Tempering darkness with hope

Author: John DeSando (jdesando@columbus.rr.com) from Columbus, Ohio
17 March 2006

"I am a lover of beasts and men." So Colin Farrell's writer, Arturo Bandini, reveals his humanistic longings and along the way his inexperience with humans. His love is the Mexican beauty Camilla, played better than Katy Jurado ever could by Salma Hyeck, with whom he fights from the cute meeting to the very end. But it is a love nevertheless, with a strength often given only to those who fight passionately.

This is 1935 LA, land of love and art, with a whole bunch of racism thrown in between the abstractions.

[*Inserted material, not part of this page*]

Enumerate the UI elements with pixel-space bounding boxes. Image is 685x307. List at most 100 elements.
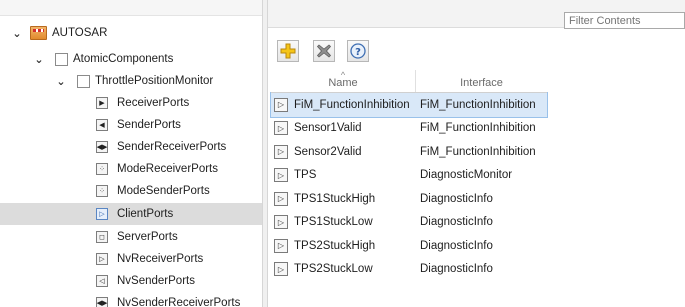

Arturo's being Italian throws a certain doubt on whether he could eventually marry this Mexican Camilla. Ask the Dust subtly explores a melting pot of racism, of course including the ever present persecution of the Jews. In fact, no one in the film has found a mate or a home yet anyway, so loneliness and disenfranchisement are always there.

Cinematographer Caleb Deschanel's shots are each a marvel of painterly cinema, just the right brownish, noirish lighting and shadows to create a marginal world of dream and destitution where only love could create wealth. And what a love. These two leads are to the camera born, their dark good looks making them as much brother and sister as reluctant lovers. Farrell speaks almost as if he is narrating, which he does as well; his intonations are weighty in sotto voce, uncharacteristic of the more flamboyant characters he is used to playing. Hyeck has lusty dignity with a spicy stubbornness that makes you believe she is worthy of marrying this gringo and living happily ever after.

But that ending is the clichéd part of the story, as if all stories about writers must end with a tragedy. Towne, however, tempers the darkness with hope, an aspiration in abundant supply in lala land, but the compromised kind reminding us at the end of his towering Chinatown that it's out of our hands.